Abstract

Spectral analysis is applied to idealized two-dimensional numerical models of mantle convection. Examining the spectral signature of known model temperature fields represents the forward problem corresponding to the inverse problem of inferring the unknown temperature field in the mantle from the spectral components of lateral heterogeneity obtained by seismic tomography. Previous two-dimensional Fourier analyses of steady convection cells indicate that, with current levels of resolution, tomographic techniques have a much better chance of detecting horizontal boundary layers than vertical plumes.
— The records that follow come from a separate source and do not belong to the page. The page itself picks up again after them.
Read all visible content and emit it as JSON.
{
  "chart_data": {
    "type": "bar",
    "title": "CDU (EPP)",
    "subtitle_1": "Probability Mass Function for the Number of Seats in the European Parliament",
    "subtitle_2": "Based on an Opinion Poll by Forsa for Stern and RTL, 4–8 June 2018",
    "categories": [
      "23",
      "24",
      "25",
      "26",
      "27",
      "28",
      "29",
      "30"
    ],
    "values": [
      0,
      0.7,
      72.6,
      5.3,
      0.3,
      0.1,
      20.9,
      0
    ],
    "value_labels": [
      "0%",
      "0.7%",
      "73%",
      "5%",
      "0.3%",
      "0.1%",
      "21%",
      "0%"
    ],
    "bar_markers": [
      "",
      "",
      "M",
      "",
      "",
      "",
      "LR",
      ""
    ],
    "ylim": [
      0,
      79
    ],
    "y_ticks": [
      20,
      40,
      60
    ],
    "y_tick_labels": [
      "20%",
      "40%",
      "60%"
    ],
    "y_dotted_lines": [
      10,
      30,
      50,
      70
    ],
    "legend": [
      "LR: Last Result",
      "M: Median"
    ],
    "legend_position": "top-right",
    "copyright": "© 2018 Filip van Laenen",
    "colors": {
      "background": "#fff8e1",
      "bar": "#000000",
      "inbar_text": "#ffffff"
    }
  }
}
From an examination of the shape of the spectral envelopes of the power spectrum of lateral heterogeneity at various depths in steady convection cells, it has been suggested that evidence for thermal boundary layers in the mantle may be contained in the published spectral amplitudes of lateral heterogeneity. This possibility is expanded on in the present study. Here we examine the effects, on the spectral signature of lateral heterogeneity, of averaging the model temperature field over vertical intervals of a few hundred kilometers, of large amounts of internal heating, of time-dependent flow and of aspect ratios greater than unity. The vertical averaging is an attempt to mimic the finite vertical resolution of tomographic inversions. The various complications considered here are found to render the distinction between the spectra of lateral heterogeneity, inside and outside of thermal boundary layers, less clear than in the simpler models considered previously. Nevertheless, the boundary layer spectra continue to contain significant information on the dominant scale of the model flow solutions.